Question: r2 correlation interpretation snp in plink pruning
1
Floris Brenk970 wrote:

Hi all,

Plink has the function "Linkage disequilibrium based SNP pruning" which is --indep 50 5 2 where the 2 stands for the vif threshold (VIF is 1/(1-R^2)) which means in this case r2 = 0,50.

So Linkage disequilibrium is the non-random association of alleles. I'm a bit strugling what for example an r2 of 0.5 means and how plink calculates this. Does 0.5 just mean a correlation of 0.5 between two snps? Can anyone explain to me a bit more what this 0.5 actually mean in real numbers.
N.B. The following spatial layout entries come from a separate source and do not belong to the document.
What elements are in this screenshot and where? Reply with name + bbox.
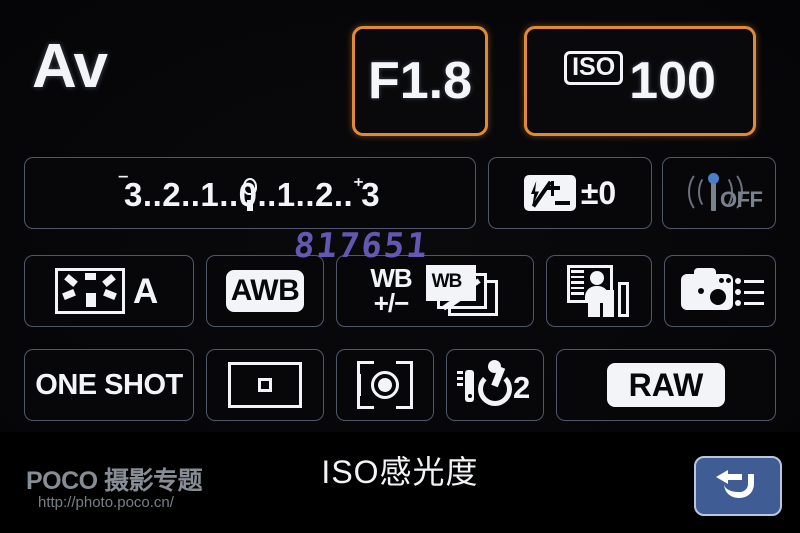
iso-setting[interactable]: ISO 100 — [524, 26, 756, 136]
wb-shift-line-2: +/− — [373, 288, 410, 318]
top-status-row: Av F1.8 ISO 100 — [0, 0, 800, 145]
af-mode-label: ONE SHOT — [35, 368, 183, 401]
picture-style-icon: A — [55, 268, 163, 314]
poco-brand-text: POCO 摄影专题 — [26, 467, 203, 495]
shooting-mode-label[interactable]: Av — [32, 36, 108, 98]
af-point-selection-setting[interactable] — [206, 349, 324, 421]
exposure-plus-value: 3 — [361, 175, 381, 213]
white-balance-bracketing-icon: WB — [425, 265, 500, 317]
camera-lcd-screen: Av F1.8 ISO 100 ‾3..2..1..0..1..2..⁺3 ±0 — [0, 0, 800, 533]
af-mode-setting[interactable]: ONE SHOT — [24, 349, 194, 421]
picture-style-letter: A — [133, 271, 159, 311]
image-quality-format: RAW — [607, 363, 725, 407]
image-quality-setting[interactable]: RAW — [556, 349, 776, 421]
wireless-flash-setting[interactable]: OFF — [662, 157, 776, 229]
self-timer-seconds: 2 — [513, 370, 531, 405]
af-point-selection-icon — [228, 362, 302, 408]
flash-exposure-compensation-icon — [523, 175, 576, 211]
flash-exposure-compensation-value: ±0 — [580, 175, 617, 211]
exposure-scale-text: 3..2..1..0..1..2.. — [124, 175, 354, 213]
white-balance-shift-icon: WB +/− — [370, 265, 412, 318]
wireless-flash-icon: OFF — [676, 169, 763, 217]
custom-controls-icon — [681, 268, 764, 314]
auto-lighting-optimizer-icon — [567, 265, 631, 317]
serial-watermark: 817651 — [291, 226, 431, 266]
custom-controls-setting[interactable] — [664, 255, 776, 327]
return-button[interactable] — [694, 456, 782, 516]
iso-value: 100 — [629, 52, 716, 110]
wireless-flash-status: OFF — [720, 187, 763, 212]
self-timer-remote-icon: 2 — [457, 360, 533, 410]
exposure-compensation-setting[interactable]: ‾3..2..1..0..1..2..⁺3 — [24, 157, 476, 229]
metering-mode-setting[interactable] — [336, 349, 434, 421]
picture-style-setting[interactable]: A — [24, 255, 194, 327]
auto-lighting-optimizer-setting[interactable] — [546, 255, 652, 327]
aperture-setting[interactable]: F1.8 — [352, 26, 488, 136]
evaluative-metering-icon — [357, 361, 413, 409]
poco-watermark: POCO 摄影专题 http://photo.poco.cn/ — [26, 467, 203, 512]
wb-bracket-label: WB — [431, 271, 463, 292]
drive-mode-setting[interactable]: 2 — [446, 349, 544, 421]
flash-exposure-compensation-setting[interactable]: ±0 — [488, 157, 652, 229]
exposure-compensation-scale: ‾3..2..1..0..1..2..⁺3 — [120, 176, 380, 211]
white-balance-mode: AWB — [226, 270, 304, 312]
return-arrow-icon — [716, 469, 760, 503]
iso-label-badge: ISO — [564, 51, 624, 85]
aperture-value: F1.8 — [367, 52, 473, 110]
poco-url-text: http://photo.poco.cn/ — [38, 494, 174, 512]
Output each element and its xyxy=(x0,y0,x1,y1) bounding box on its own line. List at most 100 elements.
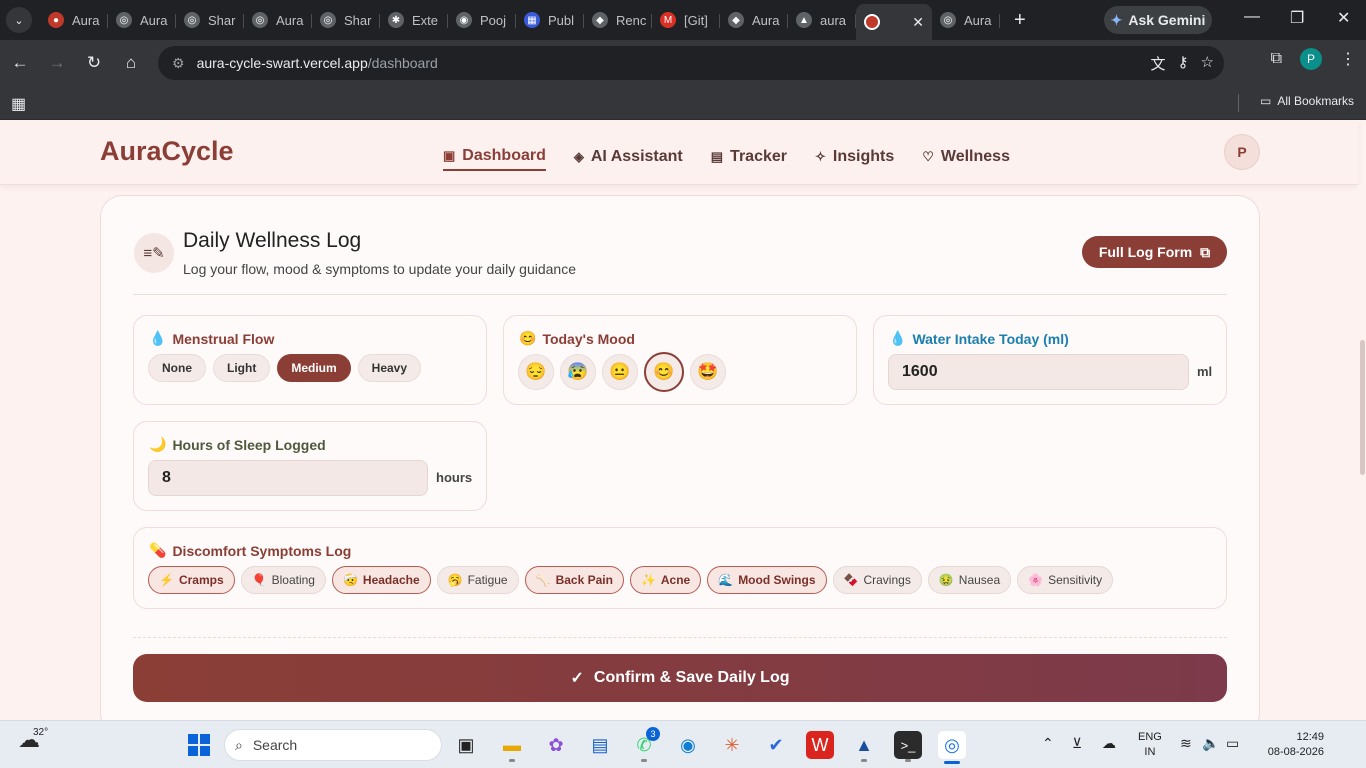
symptom-headache[interactable]: 🤕 Headache xyxy=(331,566,431,594)
symptom-nausea[interactable]: 🤢 Nausea xyxy=(927,566,1012,594)
copilot-icon[interactable]: ✿ xyxy=(542,731,570,759)
close-window-icon[interactable]: ✕ xyxy=(1337,8,1350,28)
task-view-icon[interactable]: ▣ xyxy=(452,731,480,759)
ask-gemini-button[interactable]: ✦ Ask Gemini xyxy=(1104,6,1212,34)
nav-insights[interactable]: ✧ Insights xyxy=(815,143,894,171)
chrome-icon[interactable]: ◎ xyxy=(938,731,966,759)
app-logo[interactable]: AuraCycle xyxy=(100,136,234,167)
minimize-icon[interactable]: — xyxy=(1244,8,1260,26)
tab-4[interactable]: ◎ Shar xyxy=(312,4,380,36)
tab-label: Shar xyxy=(344,12,372,28)
symptom-cravings[interactable]: 🍫 Cravings xyxy=(832,566,922,594)
tab-3[interactable]: ◎ Aura xyxy=(244,4,312,36)
close-tab-icon[interactable]: ✕ xyxy=(912,14,924,31)
page-viewport: AuraCycle ▣ Dashboard ◈ AI Assistant ▤ Tracke… xyxy=(0,121,1366,720)
browser-profile-avatar[interactable]: P xyxy=(1300,48,1322,70)
back-icon[interactable]: ← xyxy=(3,46,37,80)
mood-label-text: Today's Mood xyxy=(542,330,635,347)
mood-option-2[interactable]: 😐 xyxy=(602,354,638,390)
search-icon: ⌕ xyxy=(235,736,243,753)
wifi-icon[interactable]: ≋ xyxy=(1180,735,1192,752)
flow-option-none[interactable]: None xyxy=(148,354,206,382)
tab-after-active[interactable]: ◎ Aura xyxy=(932,4,1000,36)
scrollbar-thumb[interactable] xyxy=(1360,340,1365,475)
bookmark-star-icon[interactable]: ☆ xyxy=(1201,53,1214,74)
edge-icon[interactable]: ◉ xyxy=(674,731,702,759)
store-icon[interactable]: ▤ xyxy=(586,731,614,759)
tab-label: Exte xyxy=(412,12,439,28)
page-scrollbar[interactable] xyxy=(1358,185,1366,720)
clock[interactable]: 12:49 08-08-2026 xyxy=(1258,730,1324,760)
tab-label: Renc xyxy=(616,12,647,28)
wps-office-icon[interactable]: W xyxy=(806,731,834,759)
nav-dashboard[interactable]: ▣ Dashboard xyxy=(443,143,546,171)
tab-label: Aura xyxy=(140,12,168,28)
translate-icon[interactable]: 文 xyxy=(1151,53,1166,74)
user-avatar[interactable]: P xyxy=(1224,134,1260,170)
confirm-save-button[interactable]: ✓ Confirm & Save Daily Log xyxy=(133,654,1227,702)
home-icon[interactable]: ⌂ xyxy=(114,46,148,80)
taskbar-search[interactable]: ⌕ Search xyxy=(224,729,442,761)
browser-menu-icon[interactable]: ⋮ xyxy=(1340,49,1356,69)
symptom-sensitivity[interactable]: 🌸 Sensitivity xyxy=(1017,566,1114,594)
sleep-label-text: Hours of Sleep Logged xyxy=(172,436,326,453)
address-bar[interactable]: ⚙ aura-cycle-swart.vercel.app/dashboard … xyxy=(158,46,1224,80)
mood-option-4[interactable]: 🤩 xyxy=(690,354,726,390)
tab-5[interactable]: ✱ Exte xyxy=(380,4,448,36)
flow-option-light[interactable]: Light xyxy=(213,354,271,382)
tab-9[interactable]: M [Git] xyxy=(652,4,720,36)
tab-2[interactable]: ◎ Shar xyxy=(176,4,244,36)
language-indicator[interactable]: ENG IN xyxy=(1138,730,1162,760)
battery-icon[interactable]: ▭ xyxy=(1226,735,1239,752)
full-log-form-button[interactable]: Full Log Form ⧉ xyxy=(1082,236,1227,268)
symptom-acne[interactable]: ✨ Acne xyxy=(629,566,702,594)
todo-check-icon[interactable]: ✔ xyxy=(762,731,790,759)
nav-tracker[interactable]: ▤ Tracker xyxy=(711,143,787,171)
apps-grid-icon[interactable]: ▦ xyxy=(11,94,26,114)
mood-option-0[interactable]: 😔 xyxy=(518,354,554,390)
claude-icon[interactable]: ✳ xyxy=(718,731,746,759)
water-intake-input[interactable]: 1600 xyxy=(888,354,1189,390)
tab-7[interactable]: ▦ Publ xyxy=(516,4,584,36)
nav-wellness[interactable]: ♡ Wellness xyxy=(922,143,1010,171)
tab-8[interactable]: ◆ Renc xyxy=(584,4,652,36)
show-hidden-icons-icon[interactable]: ⌃ xyxy=(1042,735,1054,752)
symptom-cramps[interactable]: ⚡ Cramps xyxy=(148,566,235,594)
terminal-running-indicator xyxy=(905,759,911,762)
windows-start-icon[interactable] xyxy=(188,734,210,756)
symptom-bloating[interactable]: 🎈 Bloating xyxy=(240,566,326,594)
symptom-mood-swings[interactable]: 🌊 Mood Swings xyxy=(707,566,827,594)
mood-option-1[interactable]: 😰 xyxy=(560,354,596,390)
terminal-icon[interactable]: >_ xyxy=(894,731,922,759)
tab-11[interactable]: ▲ aura xyxy=(788,4,856,36)
reload-icon[interactable]: ↻ xyxy=(77,46,111,80)
tab-10[interactable]: ◆ Aura xyxy=(720,4,788,36)
robot-icon: ◈ xyxy=(573,149,584,164)
tab-0[interactable]: ● Aura xyxy=(40,4,108,36)
sleep-hours-input[interactable]: 8 xyxy=(148,460,428,496)
cloud-sync-icon[interactable]: ☁ xyxy=(1102,735,1116,752)
antigravity-icon[interactable]: ▲ xyxy=(850,731,878,759)
nav-ai-assistant[interactable]: ◈ AI Assistant xyxy=(574,143,683,171)
volume-icon[interactable]: 🔈 xyxy=(1202,735,1219,752)
water-intake-section: 💧 Water Intake Today (ml) 1600 ml xyxy=(873,315,1227,405)
extensions-icon[interactable]: ⧉ xyxy=(1271,50,1282,68)
mood-option-3[interactable]: 😊 xyxy=(644,352,684,392)
file-explorer-icon[interactable]: ▬ xyxy=(498,731,526,759)
flow-option-medium[interactable]: Medium xyxy=(277,354,351,382)
tab-active[interactable]: ✕ xyxy=(856,4,932,40)
flow-option-heavy[interactable]: Heavy xyxy=(357,354,422,382)
tab-6[interactable]: ◉ Pooj xyxy=(448,4,516,36)
password-key-icon[interactable]: ⚷ xyxy=(1178,53,1189,74)
restore-icon[interactable]: ❐ xyxy=(1290,8,1304,28)
forward-icon[interactable]: → xyxy=(40,46,74,80)
all-bookmarks-button[interactable]: ▭ All Bookmarks xyxy=(1260,94,1354,108)
vpn-icon[interactable]: ⊻ xyxy=(1072,735,1082,752)
new-tab-icon[interactable]: + xyxy=(1014,9,1026,32)
whatsapp-running-indicator xyxy=(641,759,647,762)
tab-1[interactable]: ◎ Aura xyxy=(108,4,176,36)
symptom-fatigue[interactable]: 🥱 Fatigue xyxy=(436,566,519,594)
site-info-icon[interactable]: ⚙ xyxy=(172,55,185,72)
tab-search-chevron-icon[interactable]: ⌄ xyxy=(6,7,32,33)
symptom-back-pain[interactable]: 🦴 Back Pain xyxy=(524,566,624,594)
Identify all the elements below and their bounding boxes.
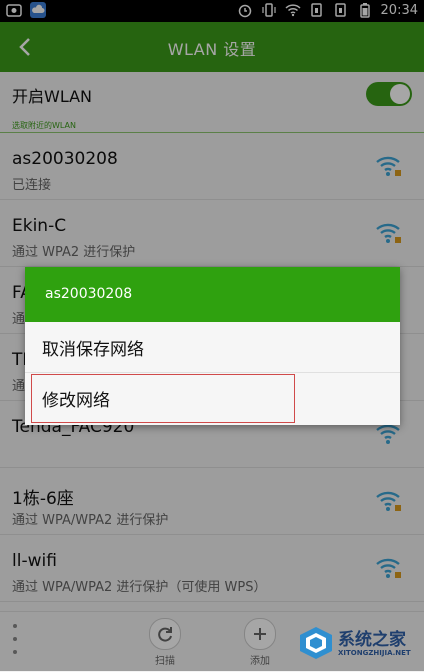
watermark: 系统之家 XITONGZHIJIA.NET (298, 621, 416, 665)
highlight-box (31, 374, 295, 423)
dialog-title: as20030208 (45, 286, 133, 302)
watermark-brand: 系统之家 (338, 630, 406, 650)
dialog-header: as20030208 (25, 267, 400, 322)
option-label: 取消保存网络 (42, 340, 144, 360)
watermark-url: XITONGZHIJIA.NET (338, 649, 411, 657)
network-options-dialog: as20030208 取消保存网络 修改网络 (25, 267, 400, 425)
forget-network-option[interactable]: 取消保存网络 (25, 322, 400, 372)
watermark-logo-icon (300, 627, 332, 659)
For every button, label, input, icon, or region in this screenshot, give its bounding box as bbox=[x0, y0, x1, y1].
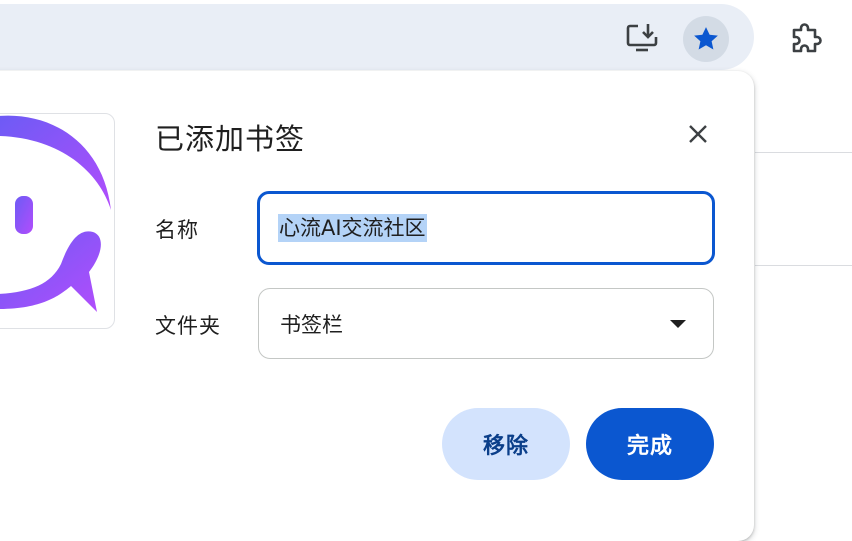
bookmark-name-value[interactable]: 心流AI交流社区 bbox=[278, 214, 427, 242]
page-divider bbox=[755, 152, 852, 153]
close-icon bbox=[689, 125, 707, 143]
star-filled-icon bbox=[694, 27, 718, 50]
site-logo bbox=[0, 113, 115, 329]
remove-button[interactable]: 移除 bbox=[442, 408, 570, 480]
name-label: 名称 bbox=[155, 218, 199, 242]
folder-label: 文件夹 bbox=[155, 314, 221, 338]
page-divider bbox=[755, 265, 852, 266]
bookmark-star-button[interactable] bbox=[683, 16, 729, 62]
dropdown-caret-icon bbox=[670, 320, 686, 328]
done-button[interactable]: 完成 bbox=[586, 408, 714, 480]
close-button[interactable] bbox=[679, 115, 717, 153]
puzzle-piece-icon bbox=[792, 23, 822, 53]
dialog-title: 已添加书签 bbox=[155, 122, 306, 156]
folder-select[interactable]: 书签栏 bbox=[258, 288, 714, 359]
extensions-button[interactable] bbox=[782, 14, 830, 62]
bookmark-name-input[interactable]: 心流AI交流社区 bbox=[257, 191, 715, 265]
install-app-icon[interactable] bbox=[620, 16, 664, 60]
folder-selected-value: 书签栏 bbox=[280, 312, 343, 337]
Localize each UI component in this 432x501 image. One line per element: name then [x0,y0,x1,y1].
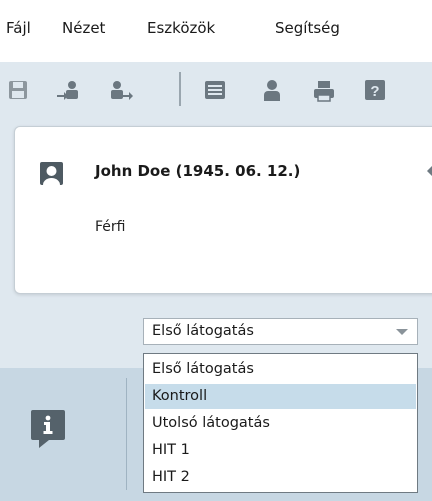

For example when I have 100 samples how many snps need to be in perfect LD to reach a r2 of 0.5?

pruning r2 plink snp • 6.7k views
modified 6.6 years ago by chrchang5237.6k • written 6.6 years ago by Floris Brenk970
4
chrchang5237.6k wrote:

It's the squared correlation coefficient between the 0/1/2 allele counts.  I.e. ((Cov(marker 1 allele counts, marker 2 allele counts))^2) / (Var(marker 1 allele counts) * Var(marker 2 allele counts)).

The "number of SNPs in perfect LD" required depends on the exact distribution of allele counts for each marker; for example, if both markers have empirical MAF 0.01, even 99 samples in "perfect LD" is not enough to guarantee r^2 >= 0.5.